La Corte di Cassazione, con la sentenza 11401 della V Sezione, depositata il 30 aprile 2019, è tornata sui trasferimenti immobiliari che vengono disposti a fini fiduciari, o comunque senza arrecare al beneficiario alcun effettivo incremento patrimoniale. Accade infatti con relativa frequenza, nei trust o comunque nell'ambito dei mandati senza rappresentanza, che avvengano cessioni immobiliari finalizzate a una successiva disposizione del bene, o comunque rivolte a un utilizzo del bene stesso nell'esclusivo interesse dell'alienante. In questi casi, è accaduto più volte che l'Agenzia delle Entrate abbia preteso di sottoporre questo tipo di trasferimenti alla tassazione prevista per le donazioni, puntando a un prelievo che di solito risulta essere piuttosto ingente, perché difficilmente rientra nelle previste ipotesi di esenzione.
Nella fattispecie, si trattava per l'appunto di un mandato senza rappresentanza, finalizzato a consentire la successiva cessione del bene in capo a terzi senza che il mandante volesse comparire nell'affare. Come già accaduto in tema di trust, la Corte ha quindi ribadito il principio di diritto per cui l'assoggettamento a imposta proporzionale anziché fissa, previsto per le ipotesi analoghe a quella della donazione, non si applica sempre e comunque in assenza di un reale corrispettivo per il passaggio di proprietà. Infatti, occorre anche che ricorra un "effettivo incremento patrimoniale del beneficiario", quale presupposto per l'applicazione delle imposte sulle donazioni. In casi come quello in esame, dove resta esclusa la ricorrenza di alcun "trapasso di ricchezza suscettibile di imposizione indiretta", si deve invece applicare solo l'imposta in misura fissa, se prevista, in quanto il presupposto della cessione è semplicemente quello di consentire un utilizzo del bene rispetto al quale il beneficiario, soggetto passivo dell'imposizione fiscale, rimane come un soggetto "neutro". Nelle fattispecie di mandati senza rappresentanza o comunque fiduciari l'imposta graverà quindi, nei limiti in cui ne ricorrano i presupposti soggettivi, solo nel caso che il cessionario si arricchisca effettivamente dell'acquisita proprietà del bene, facendo entrare lo stesso nel suo patrimonio anche se temporaneamente, per poi disporne liberamente uti dominus, invece di agire come mero fiduciario.

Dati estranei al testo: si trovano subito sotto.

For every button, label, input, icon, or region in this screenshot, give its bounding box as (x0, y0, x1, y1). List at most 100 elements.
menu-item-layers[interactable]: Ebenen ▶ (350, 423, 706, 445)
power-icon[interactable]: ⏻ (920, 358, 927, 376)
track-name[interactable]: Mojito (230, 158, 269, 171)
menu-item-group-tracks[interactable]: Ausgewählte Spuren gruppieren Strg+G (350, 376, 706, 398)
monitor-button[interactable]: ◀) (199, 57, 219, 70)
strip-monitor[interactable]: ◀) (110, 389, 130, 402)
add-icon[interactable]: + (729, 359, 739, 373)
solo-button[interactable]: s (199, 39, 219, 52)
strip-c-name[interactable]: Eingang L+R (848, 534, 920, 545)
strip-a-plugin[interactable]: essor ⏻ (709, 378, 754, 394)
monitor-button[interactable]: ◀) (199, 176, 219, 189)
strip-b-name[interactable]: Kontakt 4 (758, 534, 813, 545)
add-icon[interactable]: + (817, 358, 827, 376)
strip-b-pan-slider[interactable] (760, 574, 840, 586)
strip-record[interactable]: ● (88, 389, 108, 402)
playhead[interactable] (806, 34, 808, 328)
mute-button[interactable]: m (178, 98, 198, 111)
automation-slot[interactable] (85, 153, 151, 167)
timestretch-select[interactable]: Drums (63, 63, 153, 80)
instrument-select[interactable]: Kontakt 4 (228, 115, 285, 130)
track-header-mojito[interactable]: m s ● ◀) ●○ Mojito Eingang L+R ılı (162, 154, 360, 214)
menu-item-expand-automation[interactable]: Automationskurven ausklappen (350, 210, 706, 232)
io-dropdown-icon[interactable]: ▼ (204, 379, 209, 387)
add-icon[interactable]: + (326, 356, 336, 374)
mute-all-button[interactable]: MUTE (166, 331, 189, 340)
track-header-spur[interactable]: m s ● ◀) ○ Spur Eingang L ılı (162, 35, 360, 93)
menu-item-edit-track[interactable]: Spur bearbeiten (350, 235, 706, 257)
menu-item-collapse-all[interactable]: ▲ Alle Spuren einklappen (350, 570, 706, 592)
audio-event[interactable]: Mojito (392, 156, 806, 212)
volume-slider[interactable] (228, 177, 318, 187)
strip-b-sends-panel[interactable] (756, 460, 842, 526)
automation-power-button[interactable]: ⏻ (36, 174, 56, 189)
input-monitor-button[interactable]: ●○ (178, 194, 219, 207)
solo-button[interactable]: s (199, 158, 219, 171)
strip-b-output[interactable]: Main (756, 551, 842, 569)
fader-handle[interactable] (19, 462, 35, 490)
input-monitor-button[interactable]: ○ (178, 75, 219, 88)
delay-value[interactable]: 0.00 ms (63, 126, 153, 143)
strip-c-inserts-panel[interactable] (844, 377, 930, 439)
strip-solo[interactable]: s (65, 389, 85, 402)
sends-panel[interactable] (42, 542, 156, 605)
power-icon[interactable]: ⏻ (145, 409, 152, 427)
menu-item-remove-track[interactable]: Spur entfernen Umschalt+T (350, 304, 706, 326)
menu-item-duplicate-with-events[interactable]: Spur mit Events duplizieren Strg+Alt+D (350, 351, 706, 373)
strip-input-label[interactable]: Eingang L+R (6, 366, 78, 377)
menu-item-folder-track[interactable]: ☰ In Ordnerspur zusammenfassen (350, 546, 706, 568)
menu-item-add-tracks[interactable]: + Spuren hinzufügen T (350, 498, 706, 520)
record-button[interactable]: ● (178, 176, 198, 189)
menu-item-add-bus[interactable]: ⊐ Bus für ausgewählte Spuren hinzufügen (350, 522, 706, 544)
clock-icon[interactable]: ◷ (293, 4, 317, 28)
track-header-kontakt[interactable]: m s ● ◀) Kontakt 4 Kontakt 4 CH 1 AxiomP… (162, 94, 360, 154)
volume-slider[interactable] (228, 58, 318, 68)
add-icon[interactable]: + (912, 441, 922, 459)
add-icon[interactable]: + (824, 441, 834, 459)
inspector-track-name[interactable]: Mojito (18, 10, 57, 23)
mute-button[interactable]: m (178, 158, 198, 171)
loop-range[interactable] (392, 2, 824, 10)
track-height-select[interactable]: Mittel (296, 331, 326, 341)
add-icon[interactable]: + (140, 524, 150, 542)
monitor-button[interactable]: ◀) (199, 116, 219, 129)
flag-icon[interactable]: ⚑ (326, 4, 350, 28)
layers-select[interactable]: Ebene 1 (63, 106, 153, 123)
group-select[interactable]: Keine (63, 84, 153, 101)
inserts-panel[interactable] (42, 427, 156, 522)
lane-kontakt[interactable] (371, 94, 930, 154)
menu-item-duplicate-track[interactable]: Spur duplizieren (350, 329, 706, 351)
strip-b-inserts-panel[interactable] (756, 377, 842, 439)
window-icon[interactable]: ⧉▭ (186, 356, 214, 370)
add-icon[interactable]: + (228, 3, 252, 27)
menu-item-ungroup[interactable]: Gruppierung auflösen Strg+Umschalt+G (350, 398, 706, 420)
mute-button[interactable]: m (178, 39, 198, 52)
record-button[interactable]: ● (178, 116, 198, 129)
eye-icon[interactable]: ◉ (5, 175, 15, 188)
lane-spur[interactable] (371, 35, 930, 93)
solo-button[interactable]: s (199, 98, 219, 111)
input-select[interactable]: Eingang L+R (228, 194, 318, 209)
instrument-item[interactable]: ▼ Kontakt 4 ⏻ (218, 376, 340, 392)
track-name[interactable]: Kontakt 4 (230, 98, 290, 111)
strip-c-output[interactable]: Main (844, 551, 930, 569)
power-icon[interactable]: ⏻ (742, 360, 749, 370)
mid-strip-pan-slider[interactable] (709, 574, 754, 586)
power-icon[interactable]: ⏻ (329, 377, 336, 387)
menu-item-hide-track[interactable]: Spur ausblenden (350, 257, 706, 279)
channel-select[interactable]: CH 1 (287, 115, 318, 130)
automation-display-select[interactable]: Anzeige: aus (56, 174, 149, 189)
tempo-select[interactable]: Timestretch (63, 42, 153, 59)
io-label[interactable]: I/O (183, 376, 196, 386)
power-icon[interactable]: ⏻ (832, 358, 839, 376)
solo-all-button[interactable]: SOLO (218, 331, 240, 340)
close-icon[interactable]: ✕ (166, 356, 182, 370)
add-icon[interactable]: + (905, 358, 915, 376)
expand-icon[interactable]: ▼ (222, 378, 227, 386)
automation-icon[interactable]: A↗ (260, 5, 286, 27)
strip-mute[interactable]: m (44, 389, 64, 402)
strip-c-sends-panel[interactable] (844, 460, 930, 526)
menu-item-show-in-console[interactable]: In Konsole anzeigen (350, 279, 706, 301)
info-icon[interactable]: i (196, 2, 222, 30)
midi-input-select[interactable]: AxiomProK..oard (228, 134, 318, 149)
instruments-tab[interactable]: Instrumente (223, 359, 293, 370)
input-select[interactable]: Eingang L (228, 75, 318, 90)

Il principio può trovare applicazioni in diversi casi di intestazione fiduciaria, nei rapporti tra privati, in tutti i casi in cui di fatto il vero proprietario del bene rimane l'alienante. Rimane quindi da chiedersi come distinguere tra intestazioni fiduciarie e interposizioni fittizie non sorrette da adeguata e lecita causa, come può avvenire nei casi in cui si intesta un bene a un soggetto (esclusi i casi di discendenti diretti, per cui di solito si applicherebbero comunque le esenzioni dall'imposta di donazione, salvo superamento della franchigia) ai fini di schermarlo rispetto alle pretese dei creditori o della stessa amministrazione tributaria.